Which are the best supplies to use when organizing? The main attributes of worthy supplies are the following: appropriateness, beauty, durability, price, color, size, ease of use, ease of maintenance.
The supply must be appropriate to the task. Cardboard containers are not appropriate storage for items in an area that is damp or may get wet, such as a basement that floods, yet they are entirely appropriate to keep old tax records in the attic or to use on a temporary basis, as during a move. You probably also wouldn’t use cardboard or plastic to store things in the living room. A piece of furniture or an ottoman with hidden storage might be better choices.
Use the most beautiful supplies you can afford. To me, a plain, but sturdy, manila folder with a black and white label looks pure and beautiful, but you might prefer a brightly patterned file folder with a calligraphy label. People tend to prefer interacting with things they find beautiful, so whatever makes filing more enjoyable is a good thing.
I also advise clients to match items. For example, use all one color (and preferably clear) containers or all one-color file folders. It’s easier on the eyes and the brain, and is more aesthetically pleasing to most people.
Anything you wish to last must be sturdy. Shelving is the first thing that comes to mind. Besides not being durable, flimsy shelves can also be dangerous. Cardboard or very cheap plastic containers are not good choices for items you wish to store over months or years. A stapler that continually fails you by jamming needs to be thrown away and replaced (and don’t donate broken or unreliable items).
Obviously, price will factor into your choice of supplies, but consider where you invest. A good file cabinet is more important than buying the thickest, most expensive file folders or the largest, fanciest labeler. Spend on the item that needs to last and that is used most frequently.
With regards to color for organizing supplies, I like monochromatic: black, grey or beige file cabinets, black or white accessories and clear containers. If you thrive on lots of color and it makes organizing more fun for you, go for it, but in my own experience and with clients, a lot of color in the work environment can be distracting and make it hard to focus.

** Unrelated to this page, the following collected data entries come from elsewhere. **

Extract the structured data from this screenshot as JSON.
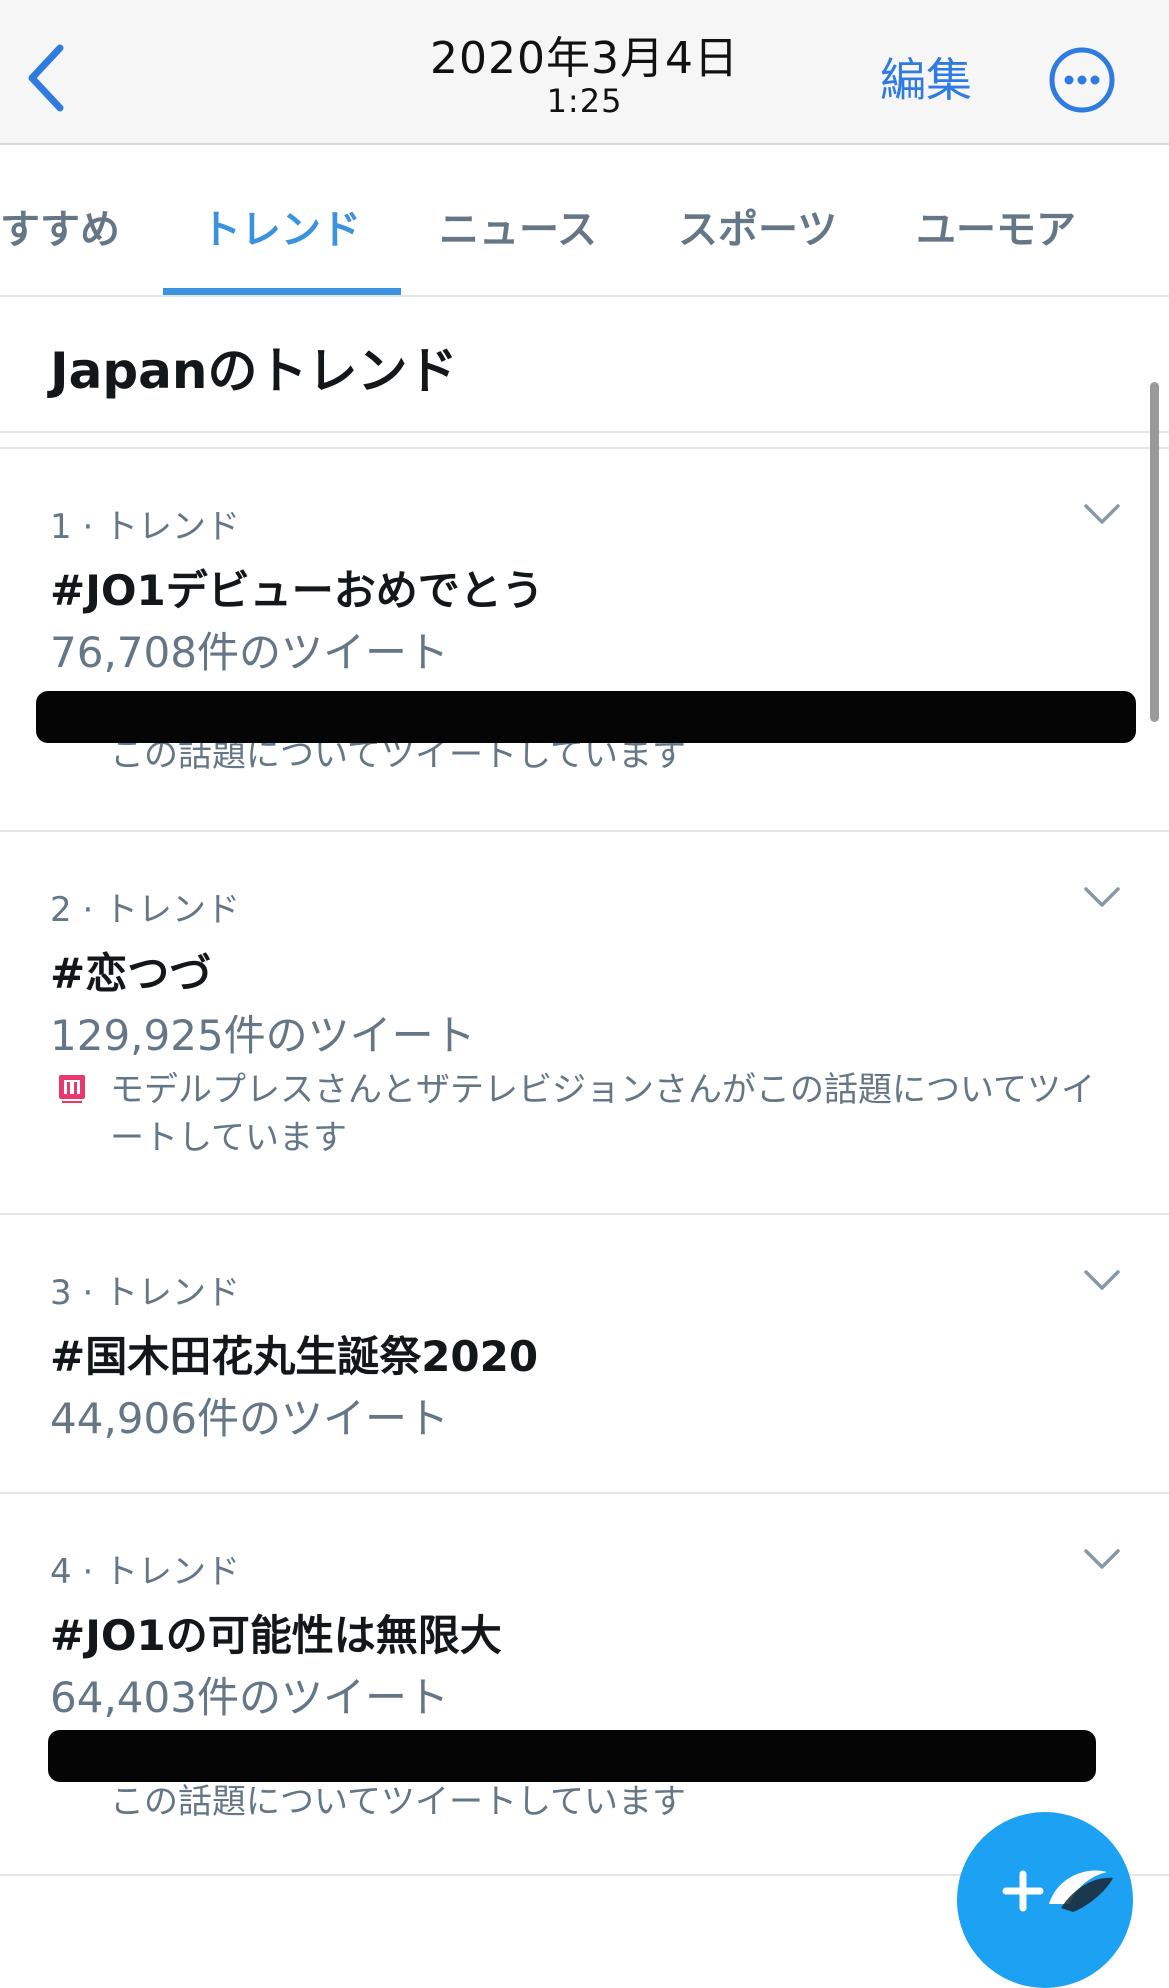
{
  "header": {
    "date": "2020年3月4日",
    "time": "1:25",
    "edit_label": "編集",
    "back_icon": "chevron-left-icon",
    "more_icon": "ellipsis-circle-icon",
    "accent_color": "#2f7be0"
  },
  "tabs": {
    "items": [
      {
        "label": "おすすめ",
        "active": false
      },
      {
        "label": "トレンド",
        "active": true
      },
      {
        "label": "ニュース",
        "active": false
      },
      {
        "label": "スポーツ",
        "active": false
      },
      {
        "label": "ユーモア",
        "active": false
      }
    ],
    "active_color": "#3b93e0"
  },
  "section": {
    "title": "Japanのトレンド"
  },
  "trends": [
    {
      "meta": "1 · トレンド",
      "name": "#JO1デビューおめでとう",
      "count": "76,708件のツイート",
      "context": "この話題についてツイートしています",
      "context_redacted": true
    },
    {
      "meta": "2 · トレンド",
      "name": "#恋つづ",
      "count": "129,925件のツイート",
      "context": "モデルプレスさんとザテレビジョンさんがこの話題についてツイートしています",
      "context_icon": "modelpress-logo-icon"
    },
    {
      "meta": "3 · トレンド",
      "name": "#国木田花丸生誕祭2020",
      "count": "44,906件のツイート"
    },
    {
      "meta": "4 · トレンド",
      "name": "#JO1の可能性は無限大",
      "count": "64,403件のツイート",
      "context": "この話題についてツイートしています",
      "context_redacted": true
    }
  ],
  "fab": {
    "icon": "compose-tweet-icon",
    "color": "#1da1f2"
  }
}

Size is important for containers. They must be large enough to hold a category of stuff but not so large that you can’t lift them on your own. If you have more than one large container of Halloween costumes and you are a childless adult, consider purging costumes until they fit into one bin. The heavier the item, the smaller the container, books for example, and forget containerizing super heavy items — your cannon ball collection — at all.
Supplies must be easy to use. Most of my clients don’t use their labelers because they are too complicated. Figure out one setting you like and don’t change it. Ease of use also means handy, so keep often-used supplies in logical, easy-to-reach locations. Remember, your desk should be like a cockpit and you shouldn’t have to leave it every time you need something.
Supplies should also be easy to maintain. I love Metro-style wire shelving, but it is difficult to maintain in a garage. It’s hard to keep up with the dust and rust on all those wires and the nooks and crannies in the structure. Also, the casters, which I love and find essential on garage shelving) tend to rust, so they need to be brushed with a steel brush once in a while. Still, they are the most appropriate, beautiful, durable, perfect-size, easy-to-use shelving within my budget, so I give them a pass on being a little tricky to maintain.